De bisschop van Londen stond den koning bij en wees den vorst onophoudelijk op het kruis, waaraan Kristus, de Koning der koningen in eeuwigheid, zich had willen slachtofferen voor het heil der geheele menschheid.
Eindelijk had het noodlottig uur geslagen en trad het slachtoffer, vergezeld van den bisschop, door het raam op het schavot. De koning liet zijn blik over het volk weiden, doch ziende dat zijne stem de menigte, die door cavalerie en infanterie op eerbiedigen afstand gehouden werd, niet bereiken kon, zeide hij tot zijne omgeving:
‘Ik zweer bij God, voor wiens rechterstoel ik weldra zal verschijnen, dat ik onschuldig ben aan de misdaad, die mij toegedicht wordt. Niet ik, maar het Parlement draagt de schuld van den oorlog. Het heeft de rechten der kroon vernietigd door het opperbevel over het leger te eischen, door wervingen te bevelen, eer ik iemand te wapen had geroepen. Ik vergeef mijnen vijanden en bid God, dat Hij hunne harten moge roeren. Had ik mij onderworpen aan de willekeurige heerschappij van het Parlement, ik zou hier niet staan. Ik verdedigde mijne goede zaak. God moge mij genadig zijn!’

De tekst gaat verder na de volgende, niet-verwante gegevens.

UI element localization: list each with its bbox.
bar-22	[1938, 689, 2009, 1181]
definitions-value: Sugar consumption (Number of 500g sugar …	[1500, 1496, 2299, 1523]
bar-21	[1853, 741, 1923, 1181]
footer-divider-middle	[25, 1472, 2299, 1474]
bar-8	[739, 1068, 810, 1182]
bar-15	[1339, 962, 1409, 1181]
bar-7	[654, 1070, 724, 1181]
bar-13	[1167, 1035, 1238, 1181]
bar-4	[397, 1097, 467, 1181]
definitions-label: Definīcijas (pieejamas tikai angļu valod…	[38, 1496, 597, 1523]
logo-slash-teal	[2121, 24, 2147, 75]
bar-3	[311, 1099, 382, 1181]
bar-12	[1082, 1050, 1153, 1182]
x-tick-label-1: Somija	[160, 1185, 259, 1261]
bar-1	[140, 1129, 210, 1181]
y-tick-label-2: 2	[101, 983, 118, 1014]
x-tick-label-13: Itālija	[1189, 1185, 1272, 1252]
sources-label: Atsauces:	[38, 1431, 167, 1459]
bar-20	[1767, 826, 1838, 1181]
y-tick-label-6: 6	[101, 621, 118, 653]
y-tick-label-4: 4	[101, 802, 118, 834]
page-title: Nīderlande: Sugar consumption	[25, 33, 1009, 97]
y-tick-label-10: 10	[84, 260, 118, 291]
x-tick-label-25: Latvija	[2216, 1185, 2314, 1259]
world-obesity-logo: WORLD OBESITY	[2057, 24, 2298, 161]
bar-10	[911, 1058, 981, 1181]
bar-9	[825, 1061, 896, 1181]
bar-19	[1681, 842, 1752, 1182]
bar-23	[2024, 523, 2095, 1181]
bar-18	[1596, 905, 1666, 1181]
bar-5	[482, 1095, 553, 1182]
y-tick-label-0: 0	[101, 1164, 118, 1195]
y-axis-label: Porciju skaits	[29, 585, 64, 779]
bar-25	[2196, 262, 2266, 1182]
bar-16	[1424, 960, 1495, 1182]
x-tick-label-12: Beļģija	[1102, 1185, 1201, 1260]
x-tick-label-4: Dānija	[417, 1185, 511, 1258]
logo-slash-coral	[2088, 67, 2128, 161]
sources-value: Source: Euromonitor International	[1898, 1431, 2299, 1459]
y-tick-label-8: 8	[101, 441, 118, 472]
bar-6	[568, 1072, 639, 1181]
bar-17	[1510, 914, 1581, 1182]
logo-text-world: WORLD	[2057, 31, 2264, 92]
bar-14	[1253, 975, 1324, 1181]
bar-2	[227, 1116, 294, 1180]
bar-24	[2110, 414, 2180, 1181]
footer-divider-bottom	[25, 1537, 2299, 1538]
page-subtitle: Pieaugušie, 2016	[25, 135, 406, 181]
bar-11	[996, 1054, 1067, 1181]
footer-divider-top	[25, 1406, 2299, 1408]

‘Er blijft u nog ééne schrede over,’ zeide de bisschop, ‘zij is moeielijk en smartelijk, doch kort en brengt u van de aarde naar den hemel.’
‘Ik verwissel mijne vergankelijke met eene onvergankelijke kroon,’ hernam de koning.
‘Moed,’ antwoordde de bisschop. ‘Die wisseling is eene goede.’
Nogmaals knielde Karel neêr en bad, waarna hij het hoofd op het blok legde.
De beul trad nader, zwaaide de bijl en kapte met een enkelen slag het hoofd van het lichaam, waarop een zijner helpers het bij de haren opnam en het aan het volk toonende uitriep: ‘Dit is het hoofd van een verrader!’
Een kreet steeg uit het volk op, dat met afschuw den koningsmoord had gaêgeslagen, doch de cavalerie verstikte spoedig alle uitingen van dien aard en dreef de menigte uiteen.
Daarmeê was de moord volbracht en de grond gelegd voor het dictatorschap van Cromwell, die echter van dat oogenblik af zijn laatste rustig oogenblik beleefd had.